ABSTRACT

Whole rock subsurface samples from the Cherry Canyon Formation, Delaware Basin, were used to document the presence of a contaminant gas affecting the isotopic composition of acidified carbonate. The whole rock material, when reacted in purified phosphoric acid using the McCrea (1950) method, produces a contaminant mass-46 gas (nitrogen dioxide, NO₂). This mass-46 gas contributes to the ¹⁸O/¹⁶O ratio (mass 46/44), artificially enriching the ¹⁸O value and masking the true isotope signature of the CO₂ derived from the carbonate minerals. Acidified whole rock samples containing low carbonate (< 5%) tend to yield more positive ¹⁸O (PDB) values, some greater than +30. Conversely, samples with higher carbonate (> 5%) have ¹⁸O values ranging from +5 to -8, hence diluting the effects of the contaminant gas on the mass 46/44 ratio. After purifying the CO₂ produced by the McCrea (1950) method with a reduction furnace, all of the ¹⁸O values fall in the range of 0 to - 12 regardless of carbonate content. Th ¹⁶C (PDB) values remain unchanged after reduction furnace purification, indicating no effect on mass 45/44 ratio.

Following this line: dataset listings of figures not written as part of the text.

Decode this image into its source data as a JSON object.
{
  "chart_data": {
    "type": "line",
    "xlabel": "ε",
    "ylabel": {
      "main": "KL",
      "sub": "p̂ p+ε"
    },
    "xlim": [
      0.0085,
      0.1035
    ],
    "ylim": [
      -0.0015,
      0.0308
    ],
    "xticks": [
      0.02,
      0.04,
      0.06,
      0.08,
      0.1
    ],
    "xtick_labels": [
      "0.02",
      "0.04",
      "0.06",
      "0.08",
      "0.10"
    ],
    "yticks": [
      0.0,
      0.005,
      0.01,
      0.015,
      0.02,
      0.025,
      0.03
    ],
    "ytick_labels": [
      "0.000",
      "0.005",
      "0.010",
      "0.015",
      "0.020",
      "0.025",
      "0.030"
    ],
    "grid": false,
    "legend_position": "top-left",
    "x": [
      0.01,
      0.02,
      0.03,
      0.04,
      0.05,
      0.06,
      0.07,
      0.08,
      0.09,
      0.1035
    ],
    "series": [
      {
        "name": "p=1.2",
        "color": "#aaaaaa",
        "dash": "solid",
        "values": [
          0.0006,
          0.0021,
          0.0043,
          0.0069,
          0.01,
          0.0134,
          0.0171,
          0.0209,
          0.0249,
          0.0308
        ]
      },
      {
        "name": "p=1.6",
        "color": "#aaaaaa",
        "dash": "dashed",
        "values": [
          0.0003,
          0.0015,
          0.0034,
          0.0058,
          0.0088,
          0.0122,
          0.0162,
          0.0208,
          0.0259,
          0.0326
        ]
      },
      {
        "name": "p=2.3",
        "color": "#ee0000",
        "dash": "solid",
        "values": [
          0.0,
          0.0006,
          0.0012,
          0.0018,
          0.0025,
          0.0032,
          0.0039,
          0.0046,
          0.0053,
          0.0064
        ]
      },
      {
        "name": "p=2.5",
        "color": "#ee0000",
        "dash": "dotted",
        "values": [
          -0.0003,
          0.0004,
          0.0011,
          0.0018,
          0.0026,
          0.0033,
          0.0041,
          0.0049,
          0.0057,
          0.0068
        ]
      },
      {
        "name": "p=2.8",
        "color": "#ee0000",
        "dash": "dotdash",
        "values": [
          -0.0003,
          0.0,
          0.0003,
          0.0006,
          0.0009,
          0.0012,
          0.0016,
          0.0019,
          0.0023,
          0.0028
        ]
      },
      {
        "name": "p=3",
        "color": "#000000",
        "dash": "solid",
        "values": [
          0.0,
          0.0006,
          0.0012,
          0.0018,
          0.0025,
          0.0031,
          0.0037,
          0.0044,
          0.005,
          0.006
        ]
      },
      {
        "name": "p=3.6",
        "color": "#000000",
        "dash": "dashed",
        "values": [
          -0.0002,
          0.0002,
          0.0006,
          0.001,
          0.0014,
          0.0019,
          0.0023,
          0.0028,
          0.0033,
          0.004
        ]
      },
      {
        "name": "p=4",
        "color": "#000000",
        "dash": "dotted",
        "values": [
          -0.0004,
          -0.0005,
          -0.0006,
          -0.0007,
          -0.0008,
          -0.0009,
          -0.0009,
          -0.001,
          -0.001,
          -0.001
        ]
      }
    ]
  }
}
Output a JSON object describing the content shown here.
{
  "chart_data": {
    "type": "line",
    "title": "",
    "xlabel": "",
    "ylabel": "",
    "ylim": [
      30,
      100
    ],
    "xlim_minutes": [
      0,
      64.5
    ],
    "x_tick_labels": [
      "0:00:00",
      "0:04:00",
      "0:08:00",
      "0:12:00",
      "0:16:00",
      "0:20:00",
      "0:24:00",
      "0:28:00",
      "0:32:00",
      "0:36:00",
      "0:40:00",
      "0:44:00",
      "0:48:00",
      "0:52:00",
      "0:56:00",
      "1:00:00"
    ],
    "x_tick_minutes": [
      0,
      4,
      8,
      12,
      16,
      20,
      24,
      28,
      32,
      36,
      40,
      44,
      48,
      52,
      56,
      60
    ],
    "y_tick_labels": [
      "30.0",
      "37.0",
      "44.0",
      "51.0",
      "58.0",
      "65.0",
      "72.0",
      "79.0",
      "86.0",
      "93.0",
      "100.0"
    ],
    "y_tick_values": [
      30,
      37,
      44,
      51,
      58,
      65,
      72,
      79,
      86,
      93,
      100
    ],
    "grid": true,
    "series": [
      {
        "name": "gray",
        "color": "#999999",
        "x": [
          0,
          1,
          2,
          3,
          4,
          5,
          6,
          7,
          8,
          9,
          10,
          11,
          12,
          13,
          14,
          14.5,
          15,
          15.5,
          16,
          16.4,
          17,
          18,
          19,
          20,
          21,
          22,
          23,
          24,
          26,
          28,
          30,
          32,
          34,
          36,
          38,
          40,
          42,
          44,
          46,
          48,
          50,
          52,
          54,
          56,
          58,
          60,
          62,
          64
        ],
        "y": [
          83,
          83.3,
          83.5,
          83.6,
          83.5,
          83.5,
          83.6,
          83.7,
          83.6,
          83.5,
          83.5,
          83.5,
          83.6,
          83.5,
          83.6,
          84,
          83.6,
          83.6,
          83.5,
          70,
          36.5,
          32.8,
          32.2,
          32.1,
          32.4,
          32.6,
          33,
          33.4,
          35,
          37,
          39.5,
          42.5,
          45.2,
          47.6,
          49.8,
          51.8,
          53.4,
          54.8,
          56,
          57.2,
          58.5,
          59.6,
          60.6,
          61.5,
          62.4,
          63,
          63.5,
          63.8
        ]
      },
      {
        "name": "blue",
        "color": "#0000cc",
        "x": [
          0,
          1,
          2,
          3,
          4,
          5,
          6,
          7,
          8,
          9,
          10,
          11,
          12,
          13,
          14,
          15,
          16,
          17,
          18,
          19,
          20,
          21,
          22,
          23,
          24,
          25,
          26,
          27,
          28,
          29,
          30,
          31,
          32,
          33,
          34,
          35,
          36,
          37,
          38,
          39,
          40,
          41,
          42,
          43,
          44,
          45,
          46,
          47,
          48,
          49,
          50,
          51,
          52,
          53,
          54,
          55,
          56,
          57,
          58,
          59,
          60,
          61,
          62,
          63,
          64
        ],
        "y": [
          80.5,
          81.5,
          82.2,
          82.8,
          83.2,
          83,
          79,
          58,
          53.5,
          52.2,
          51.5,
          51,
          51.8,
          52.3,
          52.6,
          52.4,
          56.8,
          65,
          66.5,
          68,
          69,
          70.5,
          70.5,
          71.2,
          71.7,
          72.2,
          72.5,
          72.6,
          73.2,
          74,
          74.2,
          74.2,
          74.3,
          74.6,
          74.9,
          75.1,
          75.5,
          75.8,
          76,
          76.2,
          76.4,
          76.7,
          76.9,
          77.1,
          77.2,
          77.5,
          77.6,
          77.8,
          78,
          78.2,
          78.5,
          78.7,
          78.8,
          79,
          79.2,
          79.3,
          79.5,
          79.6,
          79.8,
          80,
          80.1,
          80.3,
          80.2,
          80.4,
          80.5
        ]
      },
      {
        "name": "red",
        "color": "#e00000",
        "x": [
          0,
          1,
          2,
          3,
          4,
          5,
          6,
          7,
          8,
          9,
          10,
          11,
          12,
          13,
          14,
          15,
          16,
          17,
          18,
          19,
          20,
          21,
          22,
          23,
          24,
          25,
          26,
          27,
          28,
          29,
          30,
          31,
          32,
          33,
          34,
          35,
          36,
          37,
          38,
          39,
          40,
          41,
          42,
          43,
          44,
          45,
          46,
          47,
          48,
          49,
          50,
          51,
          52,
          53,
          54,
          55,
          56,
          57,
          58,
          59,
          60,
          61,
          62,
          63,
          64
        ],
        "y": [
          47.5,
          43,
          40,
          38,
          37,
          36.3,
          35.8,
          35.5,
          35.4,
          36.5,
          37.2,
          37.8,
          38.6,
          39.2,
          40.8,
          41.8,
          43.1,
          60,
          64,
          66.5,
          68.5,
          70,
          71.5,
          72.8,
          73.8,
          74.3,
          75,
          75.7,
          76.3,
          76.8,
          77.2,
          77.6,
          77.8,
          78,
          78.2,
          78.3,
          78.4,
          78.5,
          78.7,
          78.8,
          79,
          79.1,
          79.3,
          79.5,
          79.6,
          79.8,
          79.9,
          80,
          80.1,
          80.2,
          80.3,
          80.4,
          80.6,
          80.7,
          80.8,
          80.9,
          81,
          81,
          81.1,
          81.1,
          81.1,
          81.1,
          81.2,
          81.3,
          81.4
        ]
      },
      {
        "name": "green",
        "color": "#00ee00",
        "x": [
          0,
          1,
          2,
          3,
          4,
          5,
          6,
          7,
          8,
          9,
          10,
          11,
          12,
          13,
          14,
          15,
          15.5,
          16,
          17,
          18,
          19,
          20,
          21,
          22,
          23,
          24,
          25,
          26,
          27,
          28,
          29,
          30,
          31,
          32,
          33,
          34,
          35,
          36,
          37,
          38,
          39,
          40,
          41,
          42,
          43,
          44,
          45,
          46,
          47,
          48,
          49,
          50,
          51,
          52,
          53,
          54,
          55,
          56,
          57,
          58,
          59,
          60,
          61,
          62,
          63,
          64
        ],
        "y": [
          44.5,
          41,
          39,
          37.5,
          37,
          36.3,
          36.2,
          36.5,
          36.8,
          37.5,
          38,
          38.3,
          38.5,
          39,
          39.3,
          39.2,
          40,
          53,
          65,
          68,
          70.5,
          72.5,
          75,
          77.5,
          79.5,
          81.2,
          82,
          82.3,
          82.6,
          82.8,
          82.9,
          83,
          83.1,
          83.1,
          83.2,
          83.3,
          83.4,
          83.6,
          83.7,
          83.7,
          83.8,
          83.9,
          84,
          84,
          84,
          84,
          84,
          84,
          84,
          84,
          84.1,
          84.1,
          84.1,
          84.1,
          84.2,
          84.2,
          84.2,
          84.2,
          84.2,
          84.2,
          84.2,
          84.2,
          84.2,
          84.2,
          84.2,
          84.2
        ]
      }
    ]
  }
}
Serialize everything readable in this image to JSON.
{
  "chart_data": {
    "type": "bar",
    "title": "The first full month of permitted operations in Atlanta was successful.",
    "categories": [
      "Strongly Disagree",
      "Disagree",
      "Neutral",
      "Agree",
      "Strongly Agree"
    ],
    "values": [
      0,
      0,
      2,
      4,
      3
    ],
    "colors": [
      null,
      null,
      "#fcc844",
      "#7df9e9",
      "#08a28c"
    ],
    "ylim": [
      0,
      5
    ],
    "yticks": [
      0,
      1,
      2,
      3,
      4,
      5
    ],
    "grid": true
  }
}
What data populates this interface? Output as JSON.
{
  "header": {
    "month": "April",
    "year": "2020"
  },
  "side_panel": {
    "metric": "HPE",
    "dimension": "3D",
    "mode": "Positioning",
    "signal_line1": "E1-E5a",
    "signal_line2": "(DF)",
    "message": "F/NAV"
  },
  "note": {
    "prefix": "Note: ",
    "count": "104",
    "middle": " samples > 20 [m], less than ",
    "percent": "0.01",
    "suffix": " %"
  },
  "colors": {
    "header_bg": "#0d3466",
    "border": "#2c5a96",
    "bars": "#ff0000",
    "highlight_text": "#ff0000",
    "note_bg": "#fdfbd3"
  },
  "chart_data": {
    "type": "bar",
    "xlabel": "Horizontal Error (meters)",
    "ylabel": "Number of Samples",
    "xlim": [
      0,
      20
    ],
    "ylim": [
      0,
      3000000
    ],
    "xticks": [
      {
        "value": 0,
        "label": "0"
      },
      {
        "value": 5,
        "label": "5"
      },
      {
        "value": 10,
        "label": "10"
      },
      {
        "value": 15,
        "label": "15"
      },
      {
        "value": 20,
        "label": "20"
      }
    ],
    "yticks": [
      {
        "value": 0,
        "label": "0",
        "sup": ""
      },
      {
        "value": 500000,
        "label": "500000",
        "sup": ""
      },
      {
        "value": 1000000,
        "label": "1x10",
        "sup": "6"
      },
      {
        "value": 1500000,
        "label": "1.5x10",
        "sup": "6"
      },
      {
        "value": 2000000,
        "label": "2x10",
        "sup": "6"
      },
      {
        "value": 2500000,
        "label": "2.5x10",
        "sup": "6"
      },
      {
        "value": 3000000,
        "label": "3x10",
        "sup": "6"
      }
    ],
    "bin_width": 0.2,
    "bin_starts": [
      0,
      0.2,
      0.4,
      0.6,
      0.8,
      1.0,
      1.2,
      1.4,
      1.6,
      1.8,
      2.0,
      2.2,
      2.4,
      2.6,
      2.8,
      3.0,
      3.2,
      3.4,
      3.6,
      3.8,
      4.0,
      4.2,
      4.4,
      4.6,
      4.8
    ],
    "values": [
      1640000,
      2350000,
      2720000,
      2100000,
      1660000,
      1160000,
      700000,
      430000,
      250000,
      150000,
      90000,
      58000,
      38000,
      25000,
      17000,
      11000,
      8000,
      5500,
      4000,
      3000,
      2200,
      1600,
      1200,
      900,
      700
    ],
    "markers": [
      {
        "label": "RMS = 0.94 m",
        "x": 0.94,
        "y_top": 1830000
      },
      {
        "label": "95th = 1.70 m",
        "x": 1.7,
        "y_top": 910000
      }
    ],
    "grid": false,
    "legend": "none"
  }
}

The inferred source of the contaminant NO₂ gas is from inorganic ammonium adsorbed to interlayer sites of alumina silicates such as illite and mica. This source is supported by the detection of ammonium and clays in the whole rock material and the lack of correlation between percent organic carbon and ¹⁸O values influenced by NO₂. To eliminate the effect of the contaminant gas on ¹⁸O values, we describe a simple procedure that removes the contaminant NO₂ gas, yielding the true isotopic signal from the carbonate minerals in whole rock material.